We are familiar with the United Nations inability and helplessness in keeping the world peace; Palestine and Kashmir are obvious examples of its failures. Its role in the events taking place in Syria also indicates its lack of interest; it is effective only in areas where the USA and the World Jewry has a stake.
Needless to say, it is just an international forum where the poor and weak nations are given false hopes of peace and prosperity, and lulled with promises. But the United Nations’ anti-Muslim conduct does not cause as much pain as the conduct of our own leaders.
A UN Special Rapporteur on Human Rights, for instance, was in Pakistan to investigate the casualties caused by the US drone attacks over the years. He met our political representatives, Foreign Office officials and other senior government functionaries.
All of them, including the (ex)Prime Minister’s Advisor on Human Rights and the Chairman Senate Committee on Defence, told him that Pakistan’s government “does not consent to the drone attacks.” Indeed, it is like rubbing salt into our national wounds.
We all know this assertion is incorrect. Immediately after Pakistan was forced into an alliance for the war on terror, its political leadership and its military were closely co-opted in the planning and conduct of this war.
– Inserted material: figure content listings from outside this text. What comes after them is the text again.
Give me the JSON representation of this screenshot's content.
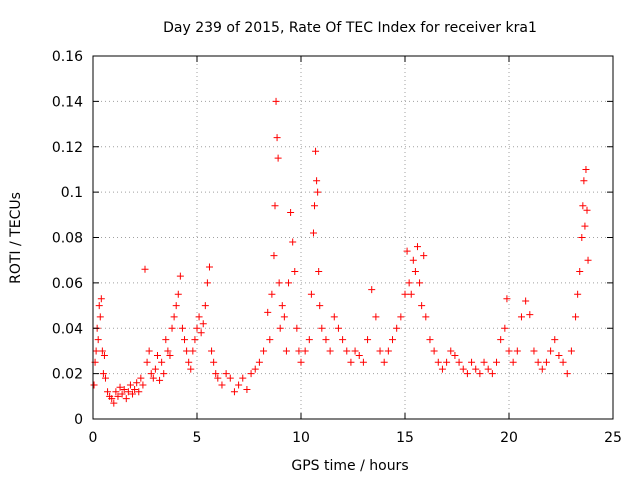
{
  "chart_data": {
    "type": "scatter",
    "title": "Day 239 of 2015, Rate Of TEC Index for receiver kra1",
    "xlabel": "GPS time / hours",
    "ylabel": "ROTI / TECUs",
    "xlim": [
      0,
      25
    ],
    "ylim": [
      0,
      0.16
    ],
    "xticks": [
      0,
      5,
      10,
      15,
      20,
      25
    ],
    "yticks": [
      0,
      0.02,
      0.04,
      0.06,
      0.08,
      0.1,
      0.12,
      0.14,
      0.16
    ],
    "xtick_labels": [
      "0",
      "5",
      "10",
      "15",
      "20",
      "25"
    ],
    "ytick_labels": [
      "0",
      "0.02",
      "0.04",
      "0.06",
      "0.08",
      "0.1",
      "0.12",
      "0.14",
      "0.16"
    ],
    "grid": true,
    "marker": "+",
    "color": "#ff0000",
    "points": [
      [
        0.05,
        0.015
      ],
      [
        0.1,
        0.025
      ],
      [
        0.15,
        0.03
      ],
      [
        0.2,
        0.04
      ],
      [
        0.25,
        0.035
      ],
      [
        0.3,
        0.05
      ],
      [
        0.35,
        0.045
      ],
      [
        0.4,
        0.053
      ],
      [
        0.45,
        0.03
      ],
      [
        0.5,
        0.02
      ],
      [
        0.55,
        0.028
      ],
      [
        0.6,
        0.018
      ],
      [
        0.7,
        0.012
      ],
      [
        0.8,
        0.01
      ],
      [
        0.9,
        0.009
      ],
      [
        1.0,
        0.007
      ],
      [
        1.1,
        0.012
      ],
      [
        1.2,
        0.01
      ],
      [
        1.3,
        0.014
      ],
      [
        1.4,
        0.011
      ],
      [
        1.5,
        0.013
      ],
      [
        1.6,
        0.009
      ],
      [
        1.7,
        0.012
      ],
      [
        1.8,
        0.015
      ],
      [
        1.9,
        0.011
      ],
      [
        2.0,
        0.013
      ],
      [
        2.1,
        0.016
      ],
      [
        2.2,
        0.012
      ],
      [
        2.3,
        0.018
      ],
      [
        2.4,
        0.015
      ],
      [
        2.5,
        0.066
      ],
      [
        2.6,
        0.025
      ],
      [
        2.7,
        0.03
      ],
      [
        2.8,
        0.02
      ],
      [
        2.9,
        0.018
      ],
      [
        3.0,
        0.022
      ],
      [
        3.1,
        0.028
      ],
      [
        3.2,
        0.017
      ],
      [
        3.3,
        0.025
      ],
      [
        3.4,
        0.02
      ],
      [
        3.5,
        0.035
      ],
      [
        3.6,
        0.03
      ],
      [
        3.7,
        0.028
      ],
      [
        3.8,
        0.04
      ],
      [
        3.9,
        0.045
      ],
      [
        4.0,
        0.05
      ],
      [
        4.1,
        0.055
      ],
      [
        4.2,
        0.063
      ],
      [
        4.3,
        0.04
      ],
      [
        4.4,
        0.035
      ],
      [
        4.5,
        0.03
      ],
      [
        4.6,
        0.025
      ],
      [
        4.7,
        0.022
      ],
      [
        4.8,
        0.03
      ],
      [
        4.9,
        0.035
      ],
      [
        5.0,
        0.04
      ],
      [
        5.1,
        0.045
      ],
      [
        5.2,
        0.038
      ],
      [
        5.3,
        0.042
      ],
      [
        5.4,
        0.05
      ],
      [
        5.5,
        0.06
      ],
      [
        5.6,
        0.067
      ],
      [
        5.7,
        0.03
      ],
      [
        5.8,
        0.025
      ],
      [
        5.9,
        0.02
      ],
      [
        6.0,
        0.018
      ],
      [
        6.2,
        0.015
      ],
      [
        6.4,
        0.02
      ],
      [
        6.6,
        0.018
      ],
      [
        6.8,
        0.012
      ],
      [
        7.0,
        0.015
      ],
      [
        7.2,
        0.018
      ],
      [
        7.4,
        0.013
      ],
      [
        7.6,
        0.02
      ],
      [
        7.8,
        0.022
      ],
      [
        8.0,
        0.025
      ],
      [
        8.2,
        0.03
      ],
      [
        8.4,
        0.047
      ],
      [
        8.5,
        0.035
      ],
      [
        8.6,
        0.055
      ],
      [
        8.7,
        0.072
      ],
      [
        8.75,
        0.094
      ],
      [
        8.8,
        0.14
      ],
      [
        8.85,
        0.124
      ],
      [
        8.9,
        0.115
      ],
      [
        8.95,
        0.06
      ],
      [
        9.0,
        0.04
      ],
      [
        9.1,
        0.05
      ],
      [
        9.2,
        0.045
      ],
      [
        9.3,
        0.03
      ],
      [
        9.4,
        0.06
      ],
      [
        9.5,
        0.091
      ],
      [
        9.6,
        0.078
      ],
      [
        9.7,
        0.065
      ],
      [
        9.8,
        0.04
      ],
      [
        9.9,
        0.03
      ],
      [
        10.0,
        0.025
      ],
      [
        10.2,
        0.03
      ],
      [
        10.4,
        0.035
      ],
      [
        10.5,
        0.055
      ],
      [
        10.6,
        0.082
      ],
      [
        10.65,
        0.094
      ],
      [
        10.7,
        0.118
      ],
      [
        10.75,
        0.105
      ],
      [
        10.8,
        0.1
      ],
      [
        10.85,
        0.065
      ],
      [
        10.9,
        0.05
      ],
      [
        11.0,
        0.04
      ],
      [
        11.2,
        0.035
      ],
      [
        11.4,
        0.03
      ],
      [
        11.6,
        0.045
      ],
      [
        11.8,
        0.04
      ],
      [
        12.0,
        0.035
      ],
      [
        12.2,
        0.03
      ],
      [
        12.4,
        0.025
      ],
      [
        12.6,
        0.03
      ],
      [
        12.8,
        0.028
      ],
      [
        13.0,
        0.025
      ],
      [
        13.2,
        0.035
      ],
      [
        13.4,
        0.057
      ],
      [
        13.6,
        0.045
      ],
      [
        13.8,
        0.03
      ],
      [
        14.0,
        0.025
      ],
      [
        14.2,
        0.03
      ],
      [
        14.4,
        0.035
      ],
      [
        14.6,
        0.04
      ],
      [
        14.8,
        0.045
      ],
      [
        15.0,
        0.055
      ],
      [
        15.1,
        0.074
      ],
      [
        15.2,
        0.06
      ],
      [
        15.3,
        0.055
      ],
      [
        15.4,
        0.07
      ],
      [
        15.5,
        0.065
      ],
      [
        15.6,
        0.076
      ],
      [
        15.7,
        0.06
      ],
      [
        15.8,
        0.05
      ],
      [
        15.9,
        0.072
      ],
      [
        16.0,
        0.045
      ],
      [
        16.2,
        0.035
      ],
      [
        16.4,
        0.03
      ],
      [
        16.6,
        0.025
      ],
      [
        16.8,
        0.022
      ],
      [
        17.0,
        0.025
      ],
      [
        17.2,
        0.03
      ],
      [
        17.4,
        0.028
      ],
      [
        17.6,
        0.025
      ],
      [
        17.8,
        0.022
      ],
      [
        18.0,
        0.02
      ],
      [
        18.2,
        0.025
      ],
      [
        18.4,
        0.022
      ],
      [
        18.6,
        0.02
      ],
      [
        18.8,
        0.025
      ],
      [
        19.0,
        0.022
      ],
      [
        19.2,
        0.02
      ],
      [
        19.4,
        0.025
      ],
      [
        19.6,
        0.035
      ],
      [
        19.8,
        0.04
      ],
      [
        19.9,
        0.053
      ],
      [
        20.0,
        0.03
      ],
      [
        20.2,
        0.025
      ],
      [
        20.4,
        0.03
      ],
      [
        20.6,
        0.045
      ],
      [
        20.8,
        0.052
      ],
      [
        21.0,
        0.046
      ],
      [
        21.2,
        0.03
      ],
      [
        21.4,
        0.025
      ],
      [
        21.6,
        0.022
      ],
      [
        21.8,
        0.025
      ],
      [
        22.0,
        0.03
      ],
      [
        22.2,
        0.035
      ],
      [
        22.4,
        0.028
      ],
      [
        22.6,
        0.025
      ],
      [
        22.8,
        0.02
      ],
      [
        23.0,
        0.03
      ],
      [
        23.2,
        0.045
      ],
      [
        23.3,
        0.055
      ],
      [
        23.4,
        0.065
      ],
      [
        23.5,
        0.08
      ],
      [
        23.55,
        0.094
      ],
      [
        23.6,
        0.105
      ],
      [
        23.65,
        0.085
      ],
      [
        23.7,
        0.11
      ],
      [
        23.75,
        0.092
      ],
      [
        23.8,
        0.07
      ]
    ]
  }
}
After General Pervez Musharraf stepped down, this cooperation continued with the PPP-led democractically elected government and the military high command. Drone strikes on suspected hideouts of alleged al-Qaeda operatives and militant Taliban in Fata area were part of this strategy.
Pakistan even provided the Shamsi Airbase from where these attacks were controlled; some even allege that these attacking drones took off from this base. This base was closed down during the stand-off after the Salala attack by the US forces in which 24 Pakistani soldiers were killed.
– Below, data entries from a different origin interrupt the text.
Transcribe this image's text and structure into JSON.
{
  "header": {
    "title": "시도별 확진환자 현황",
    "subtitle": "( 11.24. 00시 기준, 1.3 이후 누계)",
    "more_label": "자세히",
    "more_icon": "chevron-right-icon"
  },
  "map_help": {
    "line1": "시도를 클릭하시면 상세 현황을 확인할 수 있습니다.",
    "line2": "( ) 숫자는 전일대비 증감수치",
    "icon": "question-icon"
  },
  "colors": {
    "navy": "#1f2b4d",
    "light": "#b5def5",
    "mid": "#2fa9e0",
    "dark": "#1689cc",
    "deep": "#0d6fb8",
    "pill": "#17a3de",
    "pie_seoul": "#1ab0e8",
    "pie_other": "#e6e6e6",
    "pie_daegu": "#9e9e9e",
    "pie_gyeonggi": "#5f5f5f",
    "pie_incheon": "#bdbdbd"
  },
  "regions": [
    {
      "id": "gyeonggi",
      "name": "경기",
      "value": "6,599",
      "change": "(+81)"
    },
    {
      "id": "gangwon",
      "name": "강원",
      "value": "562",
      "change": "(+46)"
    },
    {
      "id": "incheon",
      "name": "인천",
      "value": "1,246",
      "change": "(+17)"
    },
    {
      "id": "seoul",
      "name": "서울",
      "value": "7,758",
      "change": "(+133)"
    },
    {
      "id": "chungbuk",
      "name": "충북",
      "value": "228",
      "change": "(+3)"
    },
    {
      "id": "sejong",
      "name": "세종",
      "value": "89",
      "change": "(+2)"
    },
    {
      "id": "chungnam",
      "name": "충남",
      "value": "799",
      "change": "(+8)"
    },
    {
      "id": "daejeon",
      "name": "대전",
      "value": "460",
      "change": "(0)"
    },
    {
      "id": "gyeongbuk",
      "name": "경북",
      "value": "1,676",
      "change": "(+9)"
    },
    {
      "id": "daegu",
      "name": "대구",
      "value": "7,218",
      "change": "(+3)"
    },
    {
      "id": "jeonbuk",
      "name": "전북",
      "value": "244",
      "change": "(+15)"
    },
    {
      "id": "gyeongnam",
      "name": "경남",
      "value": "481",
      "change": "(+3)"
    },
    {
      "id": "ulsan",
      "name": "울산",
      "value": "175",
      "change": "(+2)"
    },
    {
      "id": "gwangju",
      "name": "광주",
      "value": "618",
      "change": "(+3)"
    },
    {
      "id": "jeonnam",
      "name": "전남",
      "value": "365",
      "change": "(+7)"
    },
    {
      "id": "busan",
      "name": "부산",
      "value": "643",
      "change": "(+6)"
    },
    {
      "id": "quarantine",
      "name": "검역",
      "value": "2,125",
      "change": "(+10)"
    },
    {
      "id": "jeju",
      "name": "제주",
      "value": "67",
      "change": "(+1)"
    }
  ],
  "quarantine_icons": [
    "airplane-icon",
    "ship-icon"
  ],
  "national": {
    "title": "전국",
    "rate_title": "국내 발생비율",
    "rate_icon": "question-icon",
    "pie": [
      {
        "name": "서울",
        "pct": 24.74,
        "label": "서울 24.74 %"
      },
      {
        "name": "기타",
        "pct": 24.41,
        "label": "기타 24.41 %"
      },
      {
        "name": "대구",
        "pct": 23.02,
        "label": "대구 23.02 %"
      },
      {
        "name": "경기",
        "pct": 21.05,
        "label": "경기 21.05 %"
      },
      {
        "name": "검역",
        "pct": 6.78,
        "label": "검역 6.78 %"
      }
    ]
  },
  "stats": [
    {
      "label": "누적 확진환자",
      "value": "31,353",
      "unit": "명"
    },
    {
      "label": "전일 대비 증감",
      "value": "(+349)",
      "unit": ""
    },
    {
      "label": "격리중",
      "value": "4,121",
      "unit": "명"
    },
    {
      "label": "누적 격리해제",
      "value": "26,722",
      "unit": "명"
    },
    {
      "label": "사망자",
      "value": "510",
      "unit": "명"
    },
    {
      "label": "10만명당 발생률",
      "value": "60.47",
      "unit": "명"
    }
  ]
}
President Asif Zardari is quoted by Bob Woodward in his book, entitled “Obama’s Wars”, that he told the CIA to aggressively attack al-Qaeda leaders in his country. “Collateral damage worries you Americans. It does not worry me,” was the assurance he gave to the CIA. With this available knowledge, the denial of consent to carry out drone strike is an insult to our national integrity.
The question, however, is: why had the PPP-led democratically elected government taken this stance one day prior to its stepping down?
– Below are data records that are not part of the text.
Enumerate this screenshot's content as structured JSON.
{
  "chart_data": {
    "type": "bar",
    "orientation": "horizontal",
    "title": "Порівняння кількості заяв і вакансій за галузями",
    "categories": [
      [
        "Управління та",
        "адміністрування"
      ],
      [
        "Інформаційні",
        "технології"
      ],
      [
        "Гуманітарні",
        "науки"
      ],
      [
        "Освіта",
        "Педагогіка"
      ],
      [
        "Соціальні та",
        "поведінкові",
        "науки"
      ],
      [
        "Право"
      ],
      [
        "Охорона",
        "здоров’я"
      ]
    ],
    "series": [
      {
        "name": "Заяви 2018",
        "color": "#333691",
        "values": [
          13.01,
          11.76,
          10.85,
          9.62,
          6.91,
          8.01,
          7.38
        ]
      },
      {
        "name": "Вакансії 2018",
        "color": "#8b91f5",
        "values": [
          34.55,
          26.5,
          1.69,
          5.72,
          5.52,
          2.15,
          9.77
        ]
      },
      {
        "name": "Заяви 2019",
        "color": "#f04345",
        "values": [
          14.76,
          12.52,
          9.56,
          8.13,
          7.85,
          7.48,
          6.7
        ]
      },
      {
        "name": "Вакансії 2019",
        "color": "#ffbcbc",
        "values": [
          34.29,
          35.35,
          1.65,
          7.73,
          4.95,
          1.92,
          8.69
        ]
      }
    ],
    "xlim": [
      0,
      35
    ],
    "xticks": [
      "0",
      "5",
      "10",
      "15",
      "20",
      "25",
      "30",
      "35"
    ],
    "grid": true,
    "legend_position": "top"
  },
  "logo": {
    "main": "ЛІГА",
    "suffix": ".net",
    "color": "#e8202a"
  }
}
Whatever the reason, it cannot absolve itself from the responsibility of protecting the lives and property of those who voted it into office; those who ran the affairs of the state have now to account for their failures. This belated declaration that their consent was missing sounds hollow and untenable.
Further, if one recalls that the former Chief of Air Staff had publicly stated that the Pakistan Air Force had the capability to intercept and destroy the drones provided the government ordered it to do so. But the government of Pakistan never tasked it for this. This too implies that there was tacit approval and consent for the drone attacks that killed innocent Pakistani nationals.
So those who are enjoying farewell parties and making speeches to highlight their “achievements” of the last five years are slated to face the people of Pakistan to seek fresh mandate for another term. They should know that the people are going to ask some very serious and painful questions.
The Fata voters will definitely question about what these representatives did to stop the killings and lessen their miseries. Like many others, this scribe is also sure that the outgoing politicians will have no satisfactory answer.
Add to this, if these attacks were without consent, it was an act of war and those in the government failed to protect the lives of the citizens as well as national sovereignty.
As a final word, the United Nations does not figure in the national picture; its policies do not impact us directly; whether it wakes up or remains asleep affects us little. However, the conduct of our political leadership directly affects our national integrity, sovereignty and status in the world. Belated denials do not change realities.